If there are any hurt feelings from how mean the U.S. Open field was to par this week, then try this mental trick: Imagine it as a par-70 instead of a par-72. Imagine No. 1 as a par 4 and No. 15 as a par 3. All of a sudden, the winning score is 8 under and just eight players beat par. Voila!

Erin Hills didn’t need beat-you-over-the-head features to make players think, though it lacked the features that viewers have traditionally come to anticipate as a Drudge siren for difficulty. Wide fairways meant choices, and choices, as Pete Dye often attests, are what really gets the best players into a bind. The ego is a funny thing. When we have no choice, the task becomes more focused and a little easier. Sure, hitting a 22-yard-wide fairway at your daddy’s Open is harder than hitting a 60-yard-wide fairway at Erin Hills. But a guy like Brooks Koepka, who hit a 379-yard 3-wood downhill and downwind on No. 18 on Sunday, still has an edge either way because he knows, just as short-knocker Jim Furyk does, that if they both miss the fairway off the tee, Koepka has an even bigger edge from the rough.

Even if you didn’t like Erin Hills, we can agree on one thing: Length clearly is not a deterrent. Brian Harman is a perfectly average driver of the ball on the PGA Tour, and he finished T-2. Bill Haas isn’t long, and he finished T-5. There’s actually scoring data from the PGA Tour to suggest that, at a certain length, making par 5s longer improves overall scoring regardless of a player’s average driving distance.

Brandel Chamblee said on Golf Channel he thinks the Open and other major courses need to go to 8,000-yard lengths to stymie players. First, there aren’t many of those. Second, what difference is 165 yards going to do compared to what Erin Hills offered? The problem with length is that it makes it harder to draw up true hazards that aren’t vast seas of sand or water features running the full length of holes. The more north-south space a golf hole has, the more difficult it is to reasonably frame it with obstacles.

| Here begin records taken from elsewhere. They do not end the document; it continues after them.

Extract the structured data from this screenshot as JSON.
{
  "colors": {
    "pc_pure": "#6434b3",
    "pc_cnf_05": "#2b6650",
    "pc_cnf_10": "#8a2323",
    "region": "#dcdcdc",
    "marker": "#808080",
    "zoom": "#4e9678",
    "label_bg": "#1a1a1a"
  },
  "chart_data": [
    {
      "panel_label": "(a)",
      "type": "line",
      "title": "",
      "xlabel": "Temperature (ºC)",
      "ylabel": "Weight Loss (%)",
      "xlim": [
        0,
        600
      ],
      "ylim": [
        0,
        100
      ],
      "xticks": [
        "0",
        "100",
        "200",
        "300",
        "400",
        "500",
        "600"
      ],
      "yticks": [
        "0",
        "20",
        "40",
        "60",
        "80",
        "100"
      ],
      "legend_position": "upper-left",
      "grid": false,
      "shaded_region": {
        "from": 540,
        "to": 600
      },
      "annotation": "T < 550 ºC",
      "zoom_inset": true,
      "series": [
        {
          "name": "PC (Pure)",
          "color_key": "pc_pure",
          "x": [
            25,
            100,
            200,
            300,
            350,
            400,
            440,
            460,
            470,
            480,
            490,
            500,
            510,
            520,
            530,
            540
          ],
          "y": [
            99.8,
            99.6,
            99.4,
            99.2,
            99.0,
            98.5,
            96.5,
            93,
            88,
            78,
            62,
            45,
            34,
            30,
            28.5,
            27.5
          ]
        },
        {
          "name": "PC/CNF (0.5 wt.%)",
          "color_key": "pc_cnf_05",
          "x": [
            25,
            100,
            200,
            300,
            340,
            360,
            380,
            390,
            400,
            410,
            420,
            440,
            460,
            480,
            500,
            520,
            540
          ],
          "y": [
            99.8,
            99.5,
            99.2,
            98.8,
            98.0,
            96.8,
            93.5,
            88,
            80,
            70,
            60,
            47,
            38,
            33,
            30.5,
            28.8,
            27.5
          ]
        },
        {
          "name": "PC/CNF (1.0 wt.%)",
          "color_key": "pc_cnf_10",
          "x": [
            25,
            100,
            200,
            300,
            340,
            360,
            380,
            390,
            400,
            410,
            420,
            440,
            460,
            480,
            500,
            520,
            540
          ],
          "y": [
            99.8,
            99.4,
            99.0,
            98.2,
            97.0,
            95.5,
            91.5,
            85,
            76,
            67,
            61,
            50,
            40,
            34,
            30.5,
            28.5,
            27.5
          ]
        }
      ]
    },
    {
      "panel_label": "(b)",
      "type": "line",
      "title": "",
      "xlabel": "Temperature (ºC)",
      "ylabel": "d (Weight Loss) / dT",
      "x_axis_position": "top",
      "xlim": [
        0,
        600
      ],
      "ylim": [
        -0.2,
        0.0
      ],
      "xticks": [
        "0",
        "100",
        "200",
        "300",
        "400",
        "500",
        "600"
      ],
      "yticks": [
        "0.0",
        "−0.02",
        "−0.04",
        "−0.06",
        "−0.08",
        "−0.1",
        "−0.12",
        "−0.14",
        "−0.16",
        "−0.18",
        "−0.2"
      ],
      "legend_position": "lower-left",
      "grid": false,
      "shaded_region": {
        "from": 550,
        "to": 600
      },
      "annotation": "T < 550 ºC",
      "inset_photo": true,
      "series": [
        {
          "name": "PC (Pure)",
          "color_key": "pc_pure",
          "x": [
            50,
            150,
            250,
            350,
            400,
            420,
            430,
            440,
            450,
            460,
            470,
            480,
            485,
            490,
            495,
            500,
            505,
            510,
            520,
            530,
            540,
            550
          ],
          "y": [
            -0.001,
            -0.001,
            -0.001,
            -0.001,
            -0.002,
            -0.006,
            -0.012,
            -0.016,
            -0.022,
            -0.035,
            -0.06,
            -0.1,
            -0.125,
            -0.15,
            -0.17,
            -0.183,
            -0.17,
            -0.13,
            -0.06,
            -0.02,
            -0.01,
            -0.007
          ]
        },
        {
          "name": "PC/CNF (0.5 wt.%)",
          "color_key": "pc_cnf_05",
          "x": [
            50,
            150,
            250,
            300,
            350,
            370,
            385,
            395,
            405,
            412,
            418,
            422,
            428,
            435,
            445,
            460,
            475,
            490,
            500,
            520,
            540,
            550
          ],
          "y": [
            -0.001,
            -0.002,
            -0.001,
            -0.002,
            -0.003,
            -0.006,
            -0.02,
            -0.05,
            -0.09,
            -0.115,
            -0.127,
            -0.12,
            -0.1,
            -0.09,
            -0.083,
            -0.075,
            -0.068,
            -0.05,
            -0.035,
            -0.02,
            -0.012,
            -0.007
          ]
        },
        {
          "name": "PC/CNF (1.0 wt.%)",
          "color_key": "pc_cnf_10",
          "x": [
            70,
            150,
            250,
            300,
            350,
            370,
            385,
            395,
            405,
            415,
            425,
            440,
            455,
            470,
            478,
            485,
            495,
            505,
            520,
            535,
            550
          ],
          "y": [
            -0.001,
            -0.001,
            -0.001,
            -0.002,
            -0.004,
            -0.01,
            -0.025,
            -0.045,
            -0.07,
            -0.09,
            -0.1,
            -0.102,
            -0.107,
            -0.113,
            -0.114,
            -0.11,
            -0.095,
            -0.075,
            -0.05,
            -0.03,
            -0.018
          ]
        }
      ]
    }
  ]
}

If anything, Erin Hills proved that the only things that can be done to bring the field back to par are the classic USGA manipulations. If there’s a clamoring for that, we’ll see how they do in defending par in the coming years, as the U.S. Open moves through a run of classic venues: Shinnecock Hills, Pebble Beach and Winged Foot. By then, the whining about Erin Hills will end, but the onslaught against par will not.